Update 8/10
Forecast:
Sunday, -2.5 tide, temperatures climbing to 90 degrees.
Monday, -2.1 tide, temperatures climbing to 98 degrees.
Two weeks away, increase in reported cases of vibriosis followed by additional after the fact closures.
_______________________________________________________________The Department of Health needs to become
proactive in dealing with Vibrio.
A reactive strategy is not helping.
Annual closures in south Puget Sound
due to reported cases of vibriosis
traced to oysters harvested from the area.
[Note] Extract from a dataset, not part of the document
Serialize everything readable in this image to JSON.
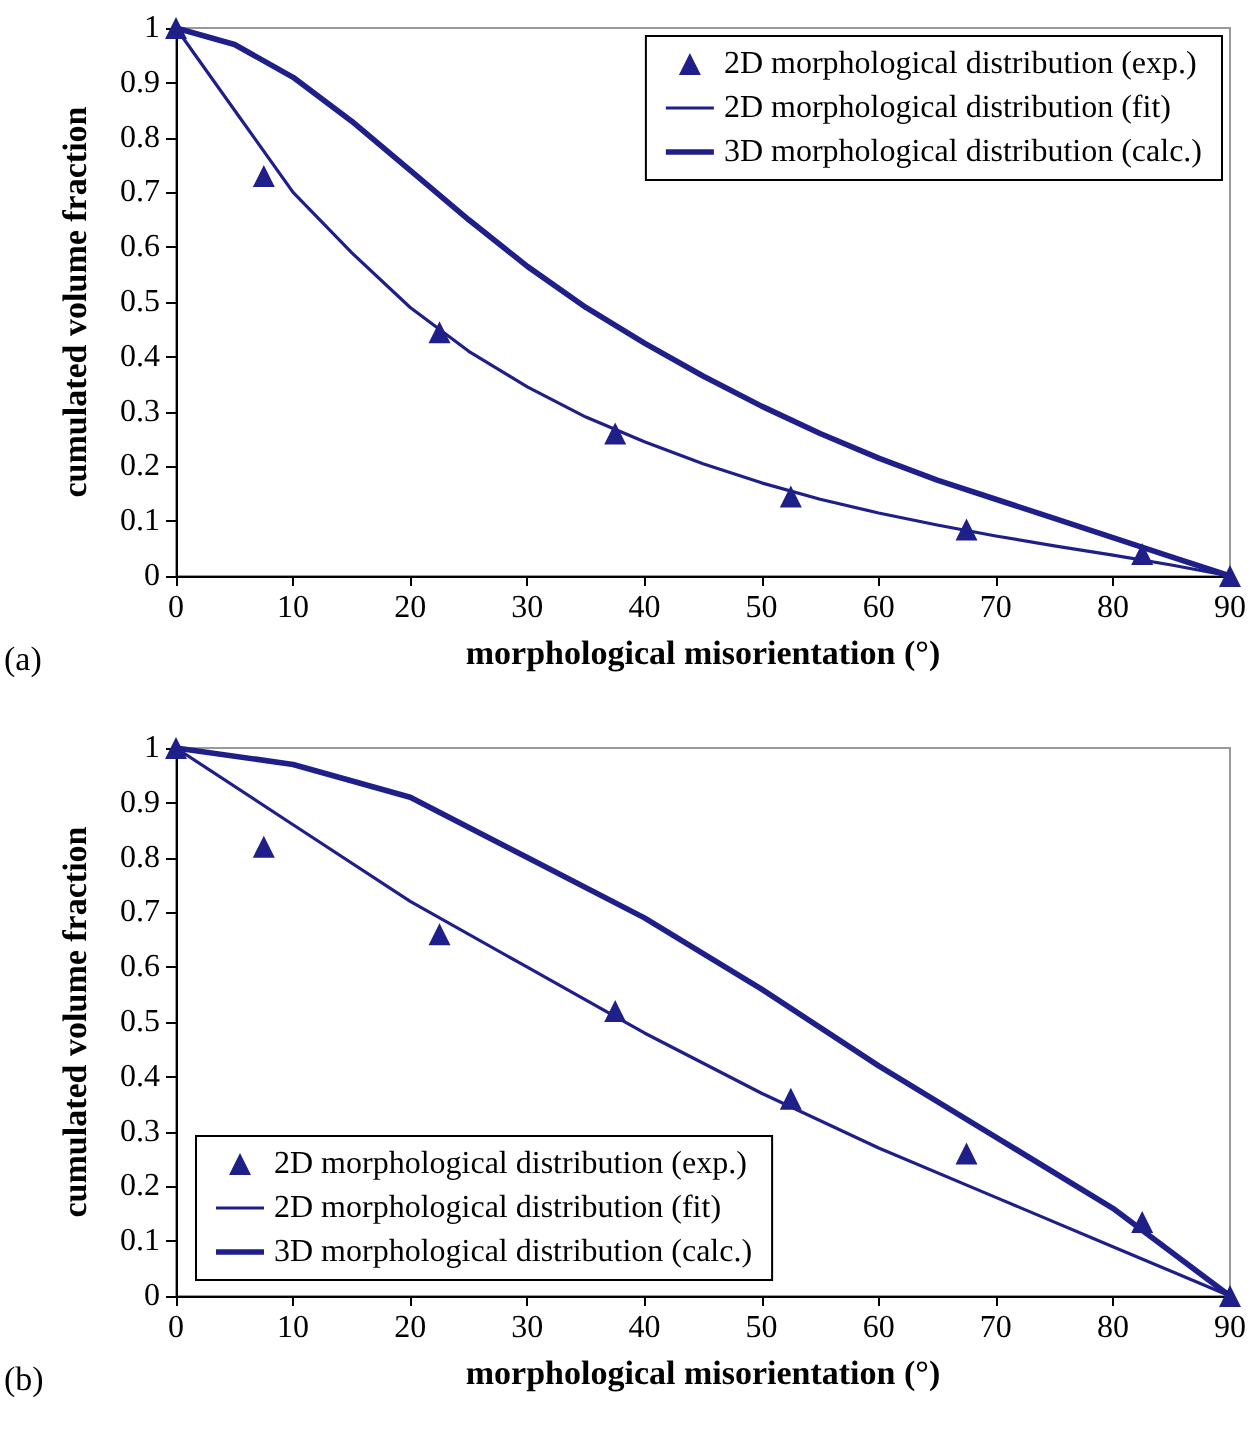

Waiting for people to become ill is a failure in oversight
Despite numerous attempts at trying to control disease spread from the consumption of raw or undercooked oysters from south Puget Sound, reported cases of vibriosis continue to result in after-the-fact closures of south Puget Sound growing areas. Attempts to educate the public, implement tighter controls over cooling, and testing the waters for the bacterium Vibrio parahaemolyticus (Vp) have all apparently failed in preventing reported cases of vibriosis traced to oysters from this area of Puget Sound from occurring.
We're back!
Like an unwelcome relative
returning for a summer visit.
Why is disease from Vp still occurring?
Unlike fecal coliform from human impacts, Vp is a naturally occurring bacterium which each summer blooms in the warming waters of south Puget Sound. Oyster's filtering the waters capture this bacterium internally. During the oysters' exposure to warm temperatures out of water, it multiplies internally. When raw or undercooked oysters are consumed, the population of bacteria enters the digestive system and vibriosis begins with varying degrees of intensity. It is this bacterium which DOH seems unable to prevent from entering the food chain with reported illnesses from Washington oysters predictably occurring each summer. While opening areas with lower fecal coliform levels is great, closing larger areas each summer due to vibrio is not.
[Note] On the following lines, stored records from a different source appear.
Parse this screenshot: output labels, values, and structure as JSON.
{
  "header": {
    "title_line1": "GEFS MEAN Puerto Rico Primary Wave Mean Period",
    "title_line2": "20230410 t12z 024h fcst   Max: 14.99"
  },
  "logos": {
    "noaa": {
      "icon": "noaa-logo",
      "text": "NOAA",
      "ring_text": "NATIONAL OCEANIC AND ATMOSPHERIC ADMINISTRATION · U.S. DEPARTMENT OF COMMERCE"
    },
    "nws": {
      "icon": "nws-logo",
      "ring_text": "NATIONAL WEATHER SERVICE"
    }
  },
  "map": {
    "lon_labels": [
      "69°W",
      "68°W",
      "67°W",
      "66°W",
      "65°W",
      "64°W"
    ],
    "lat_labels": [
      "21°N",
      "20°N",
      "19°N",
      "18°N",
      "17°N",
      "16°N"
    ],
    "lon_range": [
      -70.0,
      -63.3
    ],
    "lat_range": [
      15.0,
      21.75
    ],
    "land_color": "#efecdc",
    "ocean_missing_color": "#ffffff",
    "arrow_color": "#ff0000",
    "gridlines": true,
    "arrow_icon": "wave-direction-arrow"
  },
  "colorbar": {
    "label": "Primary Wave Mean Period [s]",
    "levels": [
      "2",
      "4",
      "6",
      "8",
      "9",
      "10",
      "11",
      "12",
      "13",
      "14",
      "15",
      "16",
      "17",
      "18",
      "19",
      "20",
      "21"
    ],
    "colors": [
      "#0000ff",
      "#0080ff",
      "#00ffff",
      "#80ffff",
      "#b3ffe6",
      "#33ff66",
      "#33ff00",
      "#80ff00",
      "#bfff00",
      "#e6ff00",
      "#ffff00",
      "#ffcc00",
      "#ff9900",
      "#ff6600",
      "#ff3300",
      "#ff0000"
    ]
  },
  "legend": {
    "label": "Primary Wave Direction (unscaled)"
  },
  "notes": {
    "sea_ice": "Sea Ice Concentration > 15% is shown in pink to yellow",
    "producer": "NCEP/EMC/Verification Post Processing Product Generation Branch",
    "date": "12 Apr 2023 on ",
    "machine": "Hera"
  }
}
What does testing the waters show?
If Vp levels are high, you've most likely
missed the opportunity to prevent illness.
Totten Inlet - Close it, open it, close it again
Unlike fecal coliform testing, testing for Vp is apparently not a successful means of preventing Vp from entering the food stream. Instead it only appears that testing predicts the inevitable - cases of vibriosis will be traced back to that growing area. As an example, Totten Inlet was tested in mid-July and found to have levels of Vp over the threshold level of 10,000 mpn/gram. Commercial harvesting at that point was halted. After two weekly subsequent samples tested below the threshold level it was re-opened July 31, only to have reported illnesses close the area again on August 7. It will remain closed through September 30.
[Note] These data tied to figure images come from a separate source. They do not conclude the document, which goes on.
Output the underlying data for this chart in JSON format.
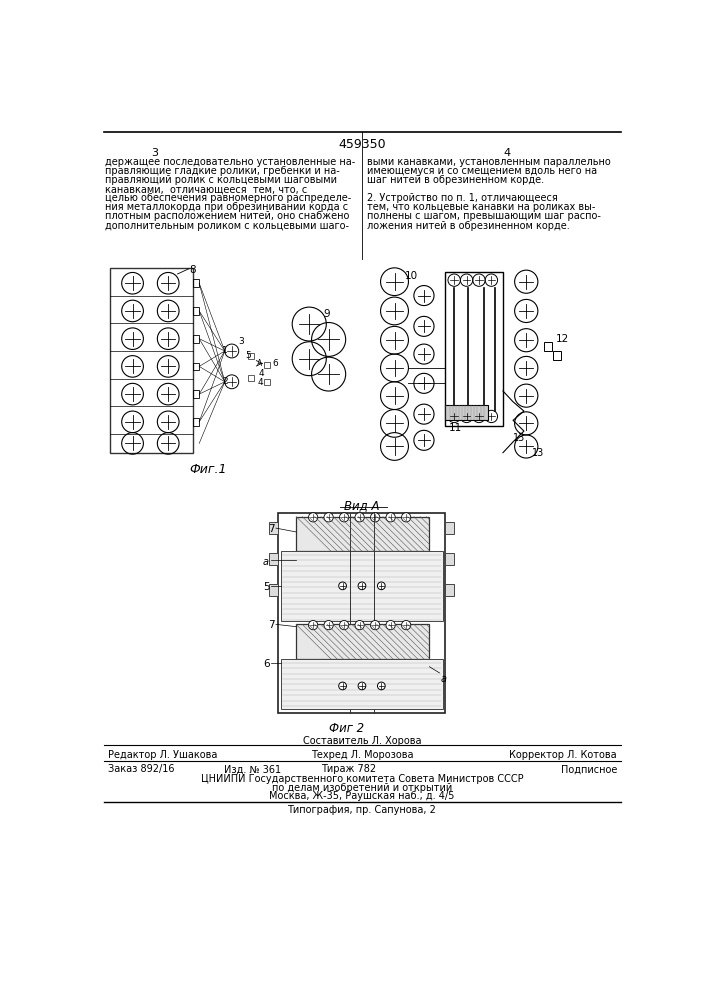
{
  "patent_number": "459350",
  "page_numbers": [
    "3",
    "4"
  ],
  "background_color": "#ffffff",
  "text_color": "#000000",
  "col1_lines": [
    "держащее последовательно установленные на-",
    "правляющие гладкие ролики, гребенки и на-",
    "правляющий ролик с кольцевыми шаговыми",
    "канавками,  отличающееся  тем, что, с",
    "целью обеспечения равномерного распределе-",
    "ния металлокорда при обрезинивании корда с",
    "плотным расположением нитей, оно снабжено",
    "дополнительным роликом с кольцевыми шаго-"
  ],
  "col2_lines": [
    "выми канавками, установленным параллельно",
    "имеющемуся и со смещением вдоль него на",
    "шаг нитей в обрезиненном корде.",
    "",
    "2. Устройство по п. 1, отличающееся",
    "тем, что кольцевые канавки на роликах вы-",
    "полнены с шагом, превышающим шаг распо-",
    "ложения нитей в обрезиненном корде."
  ],
  "fig1_label": "Фиг.1",
  "fig2_label": "Фиг 2",
  "view_label": "Вид А",
  "footer_editor": "Редактор Л. Ушакова",
  "footer_techred": "Техред Л. Морозова",
  "footer_corrector": "Корректор Л. Котова",
  "footer_order": "Заказ 892/16",
  "footer_izdanie": "Изд. № 361",
  "footer_tirazh": "Тираж 782",
  "footer_podpisnoe": "Подписное",
  "footer_cniip1": "ЦНИИПИ Государственного комитета Совета Министров СССР",
  "footer_cniip2": "по делам изобретений и открытий",
  "footer_cniip3": "Москва, Ж-35, Раушская наб., д. 4/5",
  "footer_tipogr": "Типография, пр. Сапунова, 2",
  "sostavitel": "Составитель Л. Хорова"
}
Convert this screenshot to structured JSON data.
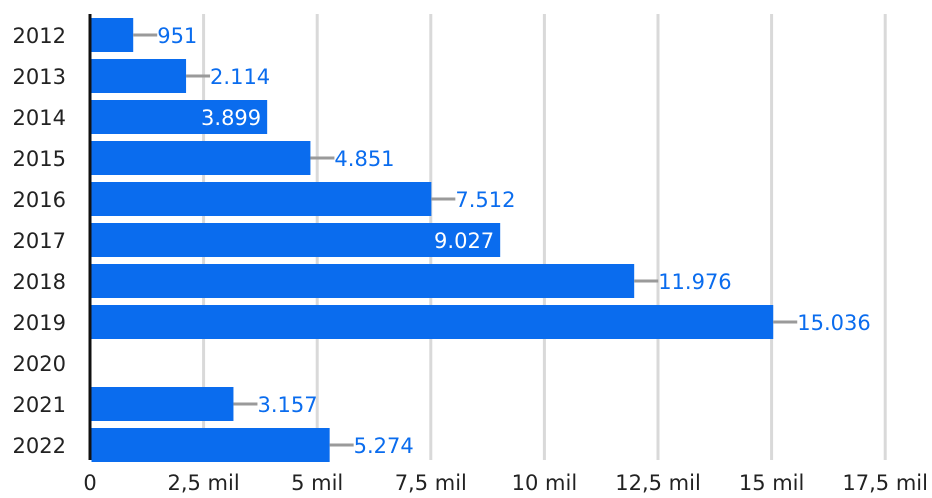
{
  "chart_data": {
    "type": "bar",
    "orientation": "horizontal",
    "categories": [
      "2012",
      "2013",
      "2014",
      "2015",
      "2016",
      "2017",
      "2018",
      "2019",
      "2020",
      "2021",
      "2022"
    ],
    "values": [
      951,
      2114,
      3899,
      4851,
      7512,
      9027,
      11976,
      15036,
      null,
      3157,
      5274
    ],
    "value_labels": [
      "951",
      "2.114",
      "3.899",
      "4.851",
      "7.512",
      "9.027",
      "11.976",
      "15.036",
      "",
      "3.157",
      "5.274"
    ],
    "label_inside": [
      false,
      false,
      true,
      false,
      false,
      true,
      false,
      false,
      false,
      false,
      false
    ],
    "x_ticks": [
      0,
      2500,
      5000,
      7500,
      10000,
      12500,
      15000,
      17500
    ],
    "x_tick_labels": [
      "0",
      "2,5 mil",
      "5 mil",
      "7,5 mil",
      "10 mil",
      "12,5 mil",
      "15 mil",
      "17,5 mil"
    ],
    "xlim": [
      0,
      17500
    ],
    "grid": true,
    "title": "",
    "xlabel": "",
    "ylabel": ""
  },
  "colors": {
    "bar": "#0a6cee",
    "grid": "#d9d9d9",
    "axis": "#111111",
    "leader": "#9a9a9a",
    "label_outside": "#0a6cee",
    "label_inside": "#ffffff"
  }
}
Or does testing show anything?
On the other side of testing the water for Vp, it may be that it is simply not much help at all. Oakland Bay had waters tested for Vp with levels falling below the threshold number. Yet Oakland Bay is now closed due to vibrios from oysters harvested there. What is predicable is that vibriosis will be contracted from Puget Sound's shellfish every summer.
The summer visitor
nobody wants in Puget Sound.
Vp's cousin Vibrio vulnificus - why being proactive instead of reactive is important
Warming air and water temperatures, from whatever cause, will inevitably lead to Vp's more virulent cousin Vibrio vulnificus being found in Puget Sound waters. Vv, also a natural bacterium, is prevalent in the Gulf Coast waters and is also now found in Chesapeake Bay. It is expected to continue to be found in waters further north as they warm. Vv is far more virulent than Vp, causing death in 50% of those who contract it, primarily through raw oysters. It is why the Department of Health needs to become proactive instead of reactive to this naturally occurring bacteria found in Puget Sound.
The world is not a safe place
Consuming any food has a risk. Consuming raw oysters harvested in the summer is only one of many things to be aware of.